Doris Unsworth is a 16-year old girl who lives with her grandmother and dreams of being a singer. She skips school one day to audition for big-shot music producer Vic Watts — and as it turns out, he likes her sound.
Discontented with Doris's name, however, Vic dubs her "Darlene Dupont" because, after all, "the public wants alliteration." In addition to a new moniker, Vic gives Darlene a couple of cheesy number-one hits, a few golden records and a diamond ring that loses its luster all too soon.
In her bubblegum-pink dress and shoes, Lauren Neal '11 smiles and blushes to demonstrate Doris's cutesy innocence as a 16-year-old. As Watts, Sean Patrick McGowan '12 struts about the stage in aviators and leather boots, convincing as a music producer driven by the relentless pursuit of profit.
In another of the play's plot lines, King Ludwig II, also referred to as the "Mad King" of Bavaria, has an ear for Wagner's operas and an eye for Wagner himself. The members of the court doubt their king's sanity and ability to rule as Ludwig falls more in love with the opera composer.
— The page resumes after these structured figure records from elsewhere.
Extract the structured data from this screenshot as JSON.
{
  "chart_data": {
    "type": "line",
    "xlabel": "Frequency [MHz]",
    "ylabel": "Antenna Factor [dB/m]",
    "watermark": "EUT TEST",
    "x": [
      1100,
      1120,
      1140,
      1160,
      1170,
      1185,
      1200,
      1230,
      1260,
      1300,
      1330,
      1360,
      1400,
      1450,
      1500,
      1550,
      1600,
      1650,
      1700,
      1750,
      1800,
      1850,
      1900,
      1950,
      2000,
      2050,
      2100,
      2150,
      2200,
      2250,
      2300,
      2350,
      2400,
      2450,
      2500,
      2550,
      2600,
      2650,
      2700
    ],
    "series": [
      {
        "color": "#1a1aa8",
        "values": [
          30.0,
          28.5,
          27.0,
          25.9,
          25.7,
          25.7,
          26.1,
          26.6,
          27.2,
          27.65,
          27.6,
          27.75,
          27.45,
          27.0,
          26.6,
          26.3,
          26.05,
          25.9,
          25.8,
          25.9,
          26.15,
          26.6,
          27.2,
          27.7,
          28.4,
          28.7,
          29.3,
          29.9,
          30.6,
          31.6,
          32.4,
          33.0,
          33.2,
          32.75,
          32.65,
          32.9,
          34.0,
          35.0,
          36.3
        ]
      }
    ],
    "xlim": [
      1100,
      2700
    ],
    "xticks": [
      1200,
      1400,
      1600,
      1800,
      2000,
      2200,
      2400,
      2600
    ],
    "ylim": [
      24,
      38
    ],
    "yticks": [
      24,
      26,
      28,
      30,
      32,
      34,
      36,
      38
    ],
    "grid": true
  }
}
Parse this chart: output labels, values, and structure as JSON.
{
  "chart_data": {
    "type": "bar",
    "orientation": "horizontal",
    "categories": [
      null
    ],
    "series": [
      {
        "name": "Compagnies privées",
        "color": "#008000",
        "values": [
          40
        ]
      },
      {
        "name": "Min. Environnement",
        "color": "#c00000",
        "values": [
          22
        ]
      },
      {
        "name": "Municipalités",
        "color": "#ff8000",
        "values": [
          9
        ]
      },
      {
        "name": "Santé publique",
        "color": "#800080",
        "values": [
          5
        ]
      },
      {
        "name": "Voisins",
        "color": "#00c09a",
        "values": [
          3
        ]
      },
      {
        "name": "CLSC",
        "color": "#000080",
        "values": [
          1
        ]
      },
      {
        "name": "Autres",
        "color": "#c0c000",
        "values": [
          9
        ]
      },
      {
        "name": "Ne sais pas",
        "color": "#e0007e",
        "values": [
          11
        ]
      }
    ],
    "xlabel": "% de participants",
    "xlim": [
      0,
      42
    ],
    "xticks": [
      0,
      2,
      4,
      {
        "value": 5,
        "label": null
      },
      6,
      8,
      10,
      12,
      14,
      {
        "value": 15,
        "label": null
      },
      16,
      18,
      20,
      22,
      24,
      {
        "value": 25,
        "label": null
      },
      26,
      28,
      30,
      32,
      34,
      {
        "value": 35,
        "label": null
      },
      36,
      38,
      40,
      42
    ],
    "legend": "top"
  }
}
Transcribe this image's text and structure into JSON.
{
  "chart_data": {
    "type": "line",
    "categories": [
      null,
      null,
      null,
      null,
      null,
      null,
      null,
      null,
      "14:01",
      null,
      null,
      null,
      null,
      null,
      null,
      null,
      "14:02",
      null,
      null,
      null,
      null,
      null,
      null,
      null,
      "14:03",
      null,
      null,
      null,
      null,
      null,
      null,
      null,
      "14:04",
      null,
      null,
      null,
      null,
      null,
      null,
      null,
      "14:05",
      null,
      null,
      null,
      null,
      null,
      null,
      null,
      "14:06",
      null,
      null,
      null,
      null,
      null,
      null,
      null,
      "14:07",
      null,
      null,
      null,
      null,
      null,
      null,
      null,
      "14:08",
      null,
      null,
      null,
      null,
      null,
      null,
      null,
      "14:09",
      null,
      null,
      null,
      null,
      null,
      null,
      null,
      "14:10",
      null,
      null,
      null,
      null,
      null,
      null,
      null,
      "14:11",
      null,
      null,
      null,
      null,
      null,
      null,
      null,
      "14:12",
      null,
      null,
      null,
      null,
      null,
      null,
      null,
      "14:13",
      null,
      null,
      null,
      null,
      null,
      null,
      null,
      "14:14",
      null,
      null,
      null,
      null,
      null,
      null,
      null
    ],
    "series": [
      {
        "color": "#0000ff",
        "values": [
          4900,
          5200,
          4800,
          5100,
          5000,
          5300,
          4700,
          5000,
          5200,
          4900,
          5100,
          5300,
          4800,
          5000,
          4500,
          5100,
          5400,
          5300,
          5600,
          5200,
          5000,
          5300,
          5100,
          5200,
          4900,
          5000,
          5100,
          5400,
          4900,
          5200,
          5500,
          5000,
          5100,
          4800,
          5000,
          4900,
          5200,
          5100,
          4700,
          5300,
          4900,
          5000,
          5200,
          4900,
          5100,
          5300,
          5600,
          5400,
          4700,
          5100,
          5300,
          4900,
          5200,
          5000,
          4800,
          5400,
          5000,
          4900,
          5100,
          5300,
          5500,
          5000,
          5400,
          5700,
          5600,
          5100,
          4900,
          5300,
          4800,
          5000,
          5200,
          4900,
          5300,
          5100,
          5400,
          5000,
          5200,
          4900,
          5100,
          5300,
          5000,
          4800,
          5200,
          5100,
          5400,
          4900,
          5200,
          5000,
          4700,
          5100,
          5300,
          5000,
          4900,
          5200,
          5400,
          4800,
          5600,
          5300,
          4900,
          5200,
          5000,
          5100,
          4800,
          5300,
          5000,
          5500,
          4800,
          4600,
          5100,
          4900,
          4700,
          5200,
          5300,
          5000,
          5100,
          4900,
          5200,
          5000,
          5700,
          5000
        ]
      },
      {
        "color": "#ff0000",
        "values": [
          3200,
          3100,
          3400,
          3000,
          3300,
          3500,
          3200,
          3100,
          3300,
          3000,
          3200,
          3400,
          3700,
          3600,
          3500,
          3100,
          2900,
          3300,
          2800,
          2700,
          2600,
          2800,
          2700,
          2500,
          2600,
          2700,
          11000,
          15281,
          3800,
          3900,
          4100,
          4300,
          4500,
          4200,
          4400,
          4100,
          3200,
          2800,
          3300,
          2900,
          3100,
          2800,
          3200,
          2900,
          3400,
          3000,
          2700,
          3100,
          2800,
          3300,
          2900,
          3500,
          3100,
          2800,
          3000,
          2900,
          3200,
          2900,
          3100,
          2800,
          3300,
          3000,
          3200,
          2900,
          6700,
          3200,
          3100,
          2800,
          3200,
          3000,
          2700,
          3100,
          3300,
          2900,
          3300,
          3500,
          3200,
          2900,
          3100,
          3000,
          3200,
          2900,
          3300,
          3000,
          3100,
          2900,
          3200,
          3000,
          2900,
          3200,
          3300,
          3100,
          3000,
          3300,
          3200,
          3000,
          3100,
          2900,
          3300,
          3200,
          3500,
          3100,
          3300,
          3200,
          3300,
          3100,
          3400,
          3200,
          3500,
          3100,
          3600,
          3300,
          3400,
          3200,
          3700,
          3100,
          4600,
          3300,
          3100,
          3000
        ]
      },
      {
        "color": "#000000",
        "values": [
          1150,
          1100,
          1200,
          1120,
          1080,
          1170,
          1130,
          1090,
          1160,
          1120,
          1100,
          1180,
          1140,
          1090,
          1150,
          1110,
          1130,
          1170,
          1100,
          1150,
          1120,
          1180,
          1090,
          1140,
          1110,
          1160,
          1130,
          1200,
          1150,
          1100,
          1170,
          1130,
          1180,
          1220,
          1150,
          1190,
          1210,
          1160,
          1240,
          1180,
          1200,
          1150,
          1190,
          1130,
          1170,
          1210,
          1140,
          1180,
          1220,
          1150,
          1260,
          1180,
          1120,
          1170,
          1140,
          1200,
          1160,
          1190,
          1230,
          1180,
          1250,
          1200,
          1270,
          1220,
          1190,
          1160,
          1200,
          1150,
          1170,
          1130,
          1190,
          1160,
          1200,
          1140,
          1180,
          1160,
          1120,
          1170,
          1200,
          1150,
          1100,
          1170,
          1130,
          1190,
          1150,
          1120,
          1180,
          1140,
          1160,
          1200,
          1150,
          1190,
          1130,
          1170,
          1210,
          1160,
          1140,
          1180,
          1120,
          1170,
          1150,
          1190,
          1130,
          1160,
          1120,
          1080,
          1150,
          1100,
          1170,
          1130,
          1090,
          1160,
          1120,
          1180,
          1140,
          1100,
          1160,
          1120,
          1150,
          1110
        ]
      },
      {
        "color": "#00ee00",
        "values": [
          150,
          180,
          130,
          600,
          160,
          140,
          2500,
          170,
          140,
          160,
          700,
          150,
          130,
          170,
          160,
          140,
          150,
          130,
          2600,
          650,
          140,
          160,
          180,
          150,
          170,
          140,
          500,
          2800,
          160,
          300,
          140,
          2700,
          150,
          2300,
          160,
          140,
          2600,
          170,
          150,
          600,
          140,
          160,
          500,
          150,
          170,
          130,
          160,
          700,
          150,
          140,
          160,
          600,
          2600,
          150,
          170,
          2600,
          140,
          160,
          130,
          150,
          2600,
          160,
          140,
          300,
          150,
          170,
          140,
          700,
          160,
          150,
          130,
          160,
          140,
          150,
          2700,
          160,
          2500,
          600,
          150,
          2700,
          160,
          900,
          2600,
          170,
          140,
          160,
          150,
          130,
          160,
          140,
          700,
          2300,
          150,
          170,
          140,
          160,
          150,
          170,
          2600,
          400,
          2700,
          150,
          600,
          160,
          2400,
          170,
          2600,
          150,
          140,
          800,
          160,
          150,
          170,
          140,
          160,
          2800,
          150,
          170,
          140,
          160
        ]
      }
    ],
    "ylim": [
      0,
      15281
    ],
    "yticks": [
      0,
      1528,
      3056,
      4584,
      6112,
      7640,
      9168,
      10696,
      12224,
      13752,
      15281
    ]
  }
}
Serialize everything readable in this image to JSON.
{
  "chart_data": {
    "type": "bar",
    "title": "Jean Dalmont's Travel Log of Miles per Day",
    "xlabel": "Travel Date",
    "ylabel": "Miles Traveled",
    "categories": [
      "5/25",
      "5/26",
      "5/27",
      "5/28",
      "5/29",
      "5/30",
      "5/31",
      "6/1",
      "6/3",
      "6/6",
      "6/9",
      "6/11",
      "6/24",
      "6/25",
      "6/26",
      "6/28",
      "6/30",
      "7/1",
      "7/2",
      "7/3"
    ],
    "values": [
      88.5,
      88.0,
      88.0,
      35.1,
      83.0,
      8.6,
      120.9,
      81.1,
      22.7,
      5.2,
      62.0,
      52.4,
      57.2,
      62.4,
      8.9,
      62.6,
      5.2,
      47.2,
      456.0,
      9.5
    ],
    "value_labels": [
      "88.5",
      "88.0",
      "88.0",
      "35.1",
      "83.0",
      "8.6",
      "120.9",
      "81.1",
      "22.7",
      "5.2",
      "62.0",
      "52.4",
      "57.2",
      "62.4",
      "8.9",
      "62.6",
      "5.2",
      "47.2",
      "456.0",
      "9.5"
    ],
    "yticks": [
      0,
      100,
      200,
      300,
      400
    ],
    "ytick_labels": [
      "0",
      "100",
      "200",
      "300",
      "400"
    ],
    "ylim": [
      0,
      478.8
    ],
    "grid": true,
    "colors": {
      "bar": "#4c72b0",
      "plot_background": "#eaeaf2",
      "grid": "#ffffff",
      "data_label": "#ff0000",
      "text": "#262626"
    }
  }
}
The two have a playful yet unstable relationship that "borders on immoderacy." Unable to realize his fantasies, Ludwig attempts to find solace in the arms of another, and Wagner loses his musical inspiration.
As Wagner and Ludwig, Gordon Sayre '12 and Elizabeth Rothman '11 make for complementary opposites. Sayre speaks with the loud, booming voice that communicates the self-possession of a famous composer, while the femininity Rothman brings to this pants role highlights Ludwig's boyishness and naivete.
Threaded through all of this is the story of the Young Man (a brilliantly endearing Ben Freeman '13), a confused and socially awkward high school student who listens to Darlene's 1960's hits, contemporary pop songs and Wagner's famous "Liebestod," having studied the aria in school.
Initially alarmed by the new music appreciation teacher, a stern older man with glasses and argyle socks, the Young Man finds that Mr. Campani (Mark Brown II '09.5, appropriately arrogant and stuffy) is just like him — flamboyant, a music lover, queer. Although he has a difficult time accepting himself in the harsh and judgmental world of high school ("I don't like myself here"), the Young Man takes comfort in the stories of Doris and Ludwig and uses their experiences to come to terms with himself and his sexuality.
In a clever production of Harrison's play, director Chris Tyler '10 and his cast of six successfully convey the thoughts and feelings of their characters. With a script that stays very much within the minds of the characters — each person referring to himself in the third person, for example — the actors externalize the emotions behind the words through stylized bodily movement and facial expressions that imbue the lines with a dynamism they might otherwise lack.
As Tyler writes in his director's note, the play crosses space and time and blurs the line between reality and fantasy to "unite the three elemental couples" and "examine the paradoxical nature of romantic experience." The stories all suggest that the process of falling in and quickly out of love is shared across different eras, as transcendent as music.
"Doris to Darlene" runs tonight and Saturday at 8 p.m. and Sunday at 2 p.m. in Leeds Theater.